For our final post in "The Culture of Clean" series, a few examples of bar soap's treatment in the visual realm. So if Costco-sized economy packs leave you flat, here are some extraordinary alternatives at a variety of price points. It should be noted: These are mainly for your viewing pleasure—they probably won’t do you much good in the shower.
Boy Blowing Soap Bubbles, 1868 (Édouard Manet): Manet was not alone in painting portraits of young people wiling away the hours blowing bubbles. In the 19th century, this was a fairly common trope, a metaphor for fleeting youth, misspent time, failed aspirations—all sorts of happy thoughts. 
Les Valeurs Personelles, 1952 (René Magritte): The title of this work translates to Personal Values, and Magritte described it as such: “In my picture, the comb (and the other objects as well) has specifically lost its ‘social character,' it has become an object of useless luxury, which may, as you say, leave the spectator feeling helpless or even make him ill.” Oof. 
For Footwashing, 1971 (Joseph Beuys): Part of a performance entitled Celtic+, which Beuys initiated by washing the feet of seven spectators in reference to Christian baptismal rites. 

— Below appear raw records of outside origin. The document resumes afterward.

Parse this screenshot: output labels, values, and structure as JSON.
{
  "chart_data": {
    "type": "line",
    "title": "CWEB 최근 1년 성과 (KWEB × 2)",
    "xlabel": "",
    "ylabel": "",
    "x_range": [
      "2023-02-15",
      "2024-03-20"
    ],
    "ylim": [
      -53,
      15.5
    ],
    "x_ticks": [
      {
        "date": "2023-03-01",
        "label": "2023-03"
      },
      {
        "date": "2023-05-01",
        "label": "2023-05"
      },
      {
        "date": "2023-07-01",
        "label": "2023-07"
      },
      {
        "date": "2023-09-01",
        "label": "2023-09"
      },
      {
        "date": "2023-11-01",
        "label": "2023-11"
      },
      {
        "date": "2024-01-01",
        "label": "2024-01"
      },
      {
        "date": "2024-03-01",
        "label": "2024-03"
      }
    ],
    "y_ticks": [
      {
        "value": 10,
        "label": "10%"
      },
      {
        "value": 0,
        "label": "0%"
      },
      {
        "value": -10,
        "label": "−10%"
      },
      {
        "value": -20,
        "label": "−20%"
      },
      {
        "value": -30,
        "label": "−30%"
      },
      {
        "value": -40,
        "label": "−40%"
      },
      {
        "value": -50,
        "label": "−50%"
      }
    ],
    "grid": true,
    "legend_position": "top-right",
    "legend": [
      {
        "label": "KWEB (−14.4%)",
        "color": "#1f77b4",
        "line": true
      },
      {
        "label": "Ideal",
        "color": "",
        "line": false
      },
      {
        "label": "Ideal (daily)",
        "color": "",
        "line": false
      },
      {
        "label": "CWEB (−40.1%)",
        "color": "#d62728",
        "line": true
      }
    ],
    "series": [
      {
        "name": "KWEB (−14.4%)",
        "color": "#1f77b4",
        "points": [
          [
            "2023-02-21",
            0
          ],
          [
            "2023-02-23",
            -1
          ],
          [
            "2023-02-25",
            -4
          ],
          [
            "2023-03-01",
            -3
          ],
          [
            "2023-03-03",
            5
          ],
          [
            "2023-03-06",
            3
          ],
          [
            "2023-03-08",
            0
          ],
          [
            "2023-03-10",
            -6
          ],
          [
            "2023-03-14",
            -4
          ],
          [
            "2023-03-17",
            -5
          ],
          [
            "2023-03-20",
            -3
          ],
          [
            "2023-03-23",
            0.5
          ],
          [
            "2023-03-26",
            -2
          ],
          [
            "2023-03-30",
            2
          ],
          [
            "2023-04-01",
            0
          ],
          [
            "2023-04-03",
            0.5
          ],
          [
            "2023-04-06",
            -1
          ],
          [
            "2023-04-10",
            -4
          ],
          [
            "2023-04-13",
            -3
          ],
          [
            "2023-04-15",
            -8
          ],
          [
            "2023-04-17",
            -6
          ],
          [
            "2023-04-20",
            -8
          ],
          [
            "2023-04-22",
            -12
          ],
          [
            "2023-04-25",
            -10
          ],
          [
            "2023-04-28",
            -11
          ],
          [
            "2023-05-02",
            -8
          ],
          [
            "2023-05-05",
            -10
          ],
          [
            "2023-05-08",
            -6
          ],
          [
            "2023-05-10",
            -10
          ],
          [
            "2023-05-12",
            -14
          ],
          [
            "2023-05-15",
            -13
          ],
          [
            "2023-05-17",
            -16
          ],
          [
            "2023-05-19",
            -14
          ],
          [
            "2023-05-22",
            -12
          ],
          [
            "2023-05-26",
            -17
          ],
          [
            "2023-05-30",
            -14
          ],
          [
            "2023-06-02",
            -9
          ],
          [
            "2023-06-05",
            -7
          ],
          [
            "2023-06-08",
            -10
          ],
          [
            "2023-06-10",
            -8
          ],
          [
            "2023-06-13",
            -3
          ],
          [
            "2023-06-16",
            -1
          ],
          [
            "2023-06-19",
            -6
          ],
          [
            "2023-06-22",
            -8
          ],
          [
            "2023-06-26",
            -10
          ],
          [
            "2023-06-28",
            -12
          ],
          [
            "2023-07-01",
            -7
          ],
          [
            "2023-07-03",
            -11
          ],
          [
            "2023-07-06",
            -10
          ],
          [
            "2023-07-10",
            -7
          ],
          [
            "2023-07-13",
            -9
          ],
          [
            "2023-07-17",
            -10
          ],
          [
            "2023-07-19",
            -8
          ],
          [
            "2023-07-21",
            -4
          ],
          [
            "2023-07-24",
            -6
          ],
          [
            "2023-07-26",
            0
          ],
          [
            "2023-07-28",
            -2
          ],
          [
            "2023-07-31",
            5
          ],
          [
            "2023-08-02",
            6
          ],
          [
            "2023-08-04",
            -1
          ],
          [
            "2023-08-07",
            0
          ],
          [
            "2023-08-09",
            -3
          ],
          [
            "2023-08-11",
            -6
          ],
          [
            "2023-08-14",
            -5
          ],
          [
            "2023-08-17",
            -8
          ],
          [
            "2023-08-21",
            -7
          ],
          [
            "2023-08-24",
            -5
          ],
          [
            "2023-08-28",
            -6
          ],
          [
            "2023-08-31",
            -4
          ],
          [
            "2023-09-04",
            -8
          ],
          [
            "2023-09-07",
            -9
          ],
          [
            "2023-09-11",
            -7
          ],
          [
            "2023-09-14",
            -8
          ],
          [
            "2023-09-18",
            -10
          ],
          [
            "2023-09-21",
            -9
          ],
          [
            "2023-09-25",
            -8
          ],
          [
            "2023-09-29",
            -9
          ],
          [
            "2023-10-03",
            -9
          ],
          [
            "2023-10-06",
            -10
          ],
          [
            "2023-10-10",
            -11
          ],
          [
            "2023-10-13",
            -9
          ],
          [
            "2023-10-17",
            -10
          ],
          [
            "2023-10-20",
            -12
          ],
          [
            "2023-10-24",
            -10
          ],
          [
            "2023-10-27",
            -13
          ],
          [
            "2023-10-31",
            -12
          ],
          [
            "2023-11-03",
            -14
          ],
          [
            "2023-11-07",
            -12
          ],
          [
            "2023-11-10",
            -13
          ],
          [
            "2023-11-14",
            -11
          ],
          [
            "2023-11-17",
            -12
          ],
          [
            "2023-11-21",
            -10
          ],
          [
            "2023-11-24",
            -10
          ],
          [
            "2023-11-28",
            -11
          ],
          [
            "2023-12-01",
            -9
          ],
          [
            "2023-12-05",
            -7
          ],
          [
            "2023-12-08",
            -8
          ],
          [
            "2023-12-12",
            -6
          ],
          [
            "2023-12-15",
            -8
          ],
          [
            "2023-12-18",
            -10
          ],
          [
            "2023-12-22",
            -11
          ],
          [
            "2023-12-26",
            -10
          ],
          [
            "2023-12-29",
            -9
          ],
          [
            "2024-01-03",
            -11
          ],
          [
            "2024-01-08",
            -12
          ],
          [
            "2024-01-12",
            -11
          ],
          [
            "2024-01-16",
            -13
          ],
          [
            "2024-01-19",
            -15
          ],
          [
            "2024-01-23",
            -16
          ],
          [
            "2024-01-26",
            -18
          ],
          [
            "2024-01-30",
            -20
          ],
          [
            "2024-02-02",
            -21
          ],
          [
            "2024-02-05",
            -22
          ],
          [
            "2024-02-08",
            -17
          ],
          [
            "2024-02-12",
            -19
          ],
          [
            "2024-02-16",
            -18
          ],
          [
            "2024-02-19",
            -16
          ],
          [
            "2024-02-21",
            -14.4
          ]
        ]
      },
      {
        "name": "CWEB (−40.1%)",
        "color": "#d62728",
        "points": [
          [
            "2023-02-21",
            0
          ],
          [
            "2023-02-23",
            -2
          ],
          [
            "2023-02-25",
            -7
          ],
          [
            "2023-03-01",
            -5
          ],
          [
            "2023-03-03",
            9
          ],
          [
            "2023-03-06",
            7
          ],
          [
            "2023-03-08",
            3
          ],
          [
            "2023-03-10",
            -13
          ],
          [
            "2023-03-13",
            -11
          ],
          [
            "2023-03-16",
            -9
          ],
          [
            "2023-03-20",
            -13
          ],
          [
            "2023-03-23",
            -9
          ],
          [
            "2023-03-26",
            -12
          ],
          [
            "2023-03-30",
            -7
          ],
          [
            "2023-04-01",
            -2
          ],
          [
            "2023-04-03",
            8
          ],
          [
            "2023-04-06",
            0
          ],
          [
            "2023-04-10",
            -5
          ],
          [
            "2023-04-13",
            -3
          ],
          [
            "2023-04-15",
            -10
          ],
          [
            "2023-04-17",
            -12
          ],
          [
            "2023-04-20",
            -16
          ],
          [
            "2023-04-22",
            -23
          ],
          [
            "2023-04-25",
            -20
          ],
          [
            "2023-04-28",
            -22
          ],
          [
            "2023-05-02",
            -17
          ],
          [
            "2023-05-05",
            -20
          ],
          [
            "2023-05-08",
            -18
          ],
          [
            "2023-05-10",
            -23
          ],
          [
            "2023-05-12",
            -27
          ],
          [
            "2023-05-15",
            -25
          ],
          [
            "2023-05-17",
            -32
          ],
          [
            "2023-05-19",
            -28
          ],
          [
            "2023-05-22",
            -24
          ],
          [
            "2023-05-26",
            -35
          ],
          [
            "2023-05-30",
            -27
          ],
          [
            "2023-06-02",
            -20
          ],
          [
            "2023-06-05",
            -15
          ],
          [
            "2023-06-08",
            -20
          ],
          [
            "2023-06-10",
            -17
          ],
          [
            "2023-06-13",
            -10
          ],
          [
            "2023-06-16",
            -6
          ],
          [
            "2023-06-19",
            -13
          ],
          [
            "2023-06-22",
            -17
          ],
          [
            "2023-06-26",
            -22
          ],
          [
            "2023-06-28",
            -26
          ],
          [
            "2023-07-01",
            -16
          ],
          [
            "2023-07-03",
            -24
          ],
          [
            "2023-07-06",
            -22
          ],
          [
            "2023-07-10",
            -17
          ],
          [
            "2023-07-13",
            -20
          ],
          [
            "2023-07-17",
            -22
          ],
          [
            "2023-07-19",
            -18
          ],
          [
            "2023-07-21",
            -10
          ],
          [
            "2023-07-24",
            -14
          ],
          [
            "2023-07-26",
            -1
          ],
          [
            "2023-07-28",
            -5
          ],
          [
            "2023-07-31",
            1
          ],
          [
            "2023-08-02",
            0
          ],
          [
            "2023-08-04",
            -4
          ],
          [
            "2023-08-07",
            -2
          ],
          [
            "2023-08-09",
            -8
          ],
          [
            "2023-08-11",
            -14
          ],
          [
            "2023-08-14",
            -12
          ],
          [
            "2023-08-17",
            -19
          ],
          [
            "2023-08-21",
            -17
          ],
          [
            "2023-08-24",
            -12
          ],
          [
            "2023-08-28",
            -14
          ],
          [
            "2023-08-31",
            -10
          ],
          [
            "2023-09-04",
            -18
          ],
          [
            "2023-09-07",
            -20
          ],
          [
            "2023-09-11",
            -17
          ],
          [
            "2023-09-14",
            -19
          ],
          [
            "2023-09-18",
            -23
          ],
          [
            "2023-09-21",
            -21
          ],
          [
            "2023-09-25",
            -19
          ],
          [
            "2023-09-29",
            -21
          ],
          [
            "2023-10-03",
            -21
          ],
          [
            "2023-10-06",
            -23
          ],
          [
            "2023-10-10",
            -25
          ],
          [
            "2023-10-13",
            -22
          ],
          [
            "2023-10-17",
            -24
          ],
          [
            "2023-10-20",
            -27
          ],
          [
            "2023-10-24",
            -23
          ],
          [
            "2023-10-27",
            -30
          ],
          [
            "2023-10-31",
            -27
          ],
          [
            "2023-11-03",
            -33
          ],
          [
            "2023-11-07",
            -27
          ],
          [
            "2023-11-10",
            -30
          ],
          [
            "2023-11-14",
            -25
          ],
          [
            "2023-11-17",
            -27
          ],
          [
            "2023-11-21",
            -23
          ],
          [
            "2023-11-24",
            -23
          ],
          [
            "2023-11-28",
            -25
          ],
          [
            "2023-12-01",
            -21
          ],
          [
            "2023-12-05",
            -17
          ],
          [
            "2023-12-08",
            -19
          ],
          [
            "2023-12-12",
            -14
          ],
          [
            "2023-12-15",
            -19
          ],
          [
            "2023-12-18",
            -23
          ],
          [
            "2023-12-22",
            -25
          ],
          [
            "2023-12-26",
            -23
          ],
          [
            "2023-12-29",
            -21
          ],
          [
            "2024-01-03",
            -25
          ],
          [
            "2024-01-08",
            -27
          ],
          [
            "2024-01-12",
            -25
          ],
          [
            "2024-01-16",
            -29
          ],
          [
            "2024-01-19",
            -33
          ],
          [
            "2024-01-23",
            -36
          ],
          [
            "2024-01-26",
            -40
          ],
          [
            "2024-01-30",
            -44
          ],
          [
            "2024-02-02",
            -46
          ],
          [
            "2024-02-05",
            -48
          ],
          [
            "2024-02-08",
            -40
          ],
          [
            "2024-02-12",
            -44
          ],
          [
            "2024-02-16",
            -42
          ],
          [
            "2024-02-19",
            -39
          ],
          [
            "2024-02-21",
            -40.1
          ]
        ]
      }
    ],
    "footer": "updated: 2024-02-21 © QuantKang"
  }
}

Untitled, 1990 (Tom Friedman): A partially used bar of soap inlaid with a perfect spiral of pubic hair. No further explanation. 
Lick and Lather, 1993 (Janine Antoni): A series of self-portrait busts—cast in chocolate and soap—that have been reshaped by the artist. For Lather, Antoni bathed with each soap bust, and later reflected on the experience in an interview with ART21: “I feel really close to the soap bust because we spent a lot of time in the tub together […] she just smoothes down, and then she becomes almost fetal. It’s really quite a nice process. And it’s interesting to think about cleaning and purity and just washing as a kind of ritual and its bigger meaning.” 
Hanging Soap Women, 2000 (Miroslaw Balka): Polish artist Balka strung together over a hundred partially used bars of soap on a steel cable to create this spare, suspended installation. 
Cosmic Slop, 2011(Rashid Johnson): Using melted black soap and wax as a medium in many of his painted and sculptural works, Johnson named this series after the 1973 Funkadelic album. 
Soap made of dark matter (Darren Bader): Bar on holiday. 
Procter & Gamble’s National Soap Sculpture Contest (roughly 1923-1950): Brainchild of public relations maestro Edward L. Bernays, this campaign focused its attention on public schools, hoping some healthy competition would create lifelong Ivory Soap customers. In addition to receiving cash prizes and trips to NYC, winners had their pieces exhibited in museums across America. A young Eero Saarinen (architect of JFK’s TWA terminal) won $100 in the 4th annual contest for an entry he titled Sorrow.
Provendi Revolving Soap: Found in school bathrooms throughout France, these wall-mounted soap systems were developed in 1950 and are currently enjoying new appreciation in the American home design market. 
Lot’s Wife. Salted Soap on a Rope, 2007 (Mike Kelley): Kelley created this artist’s edition for the German magazine Texte zur Kunst. It references his 2007 installation, Petting Zoo, which featured a large scale version of Lot’s wife carved from a pillar of salt (and licked by goats in Münster, Germany). Still available for a cool 850, -€. 
Bitten Soap, 2013 (Maurizio Cattelan and Pierpaolo Ferrari): Sold by the MoMA Store, this functional bar of “bitten” soap is inspired by a photograph first published in the artists’ Toilet Paper magazine. Also reproduced in plate and mug form. 
And there you have it! Our soap bar omnibus ends here. But don’t worry—the saga continues any and everywhere you need to bathe yourself. And that’s something we can all be happy about.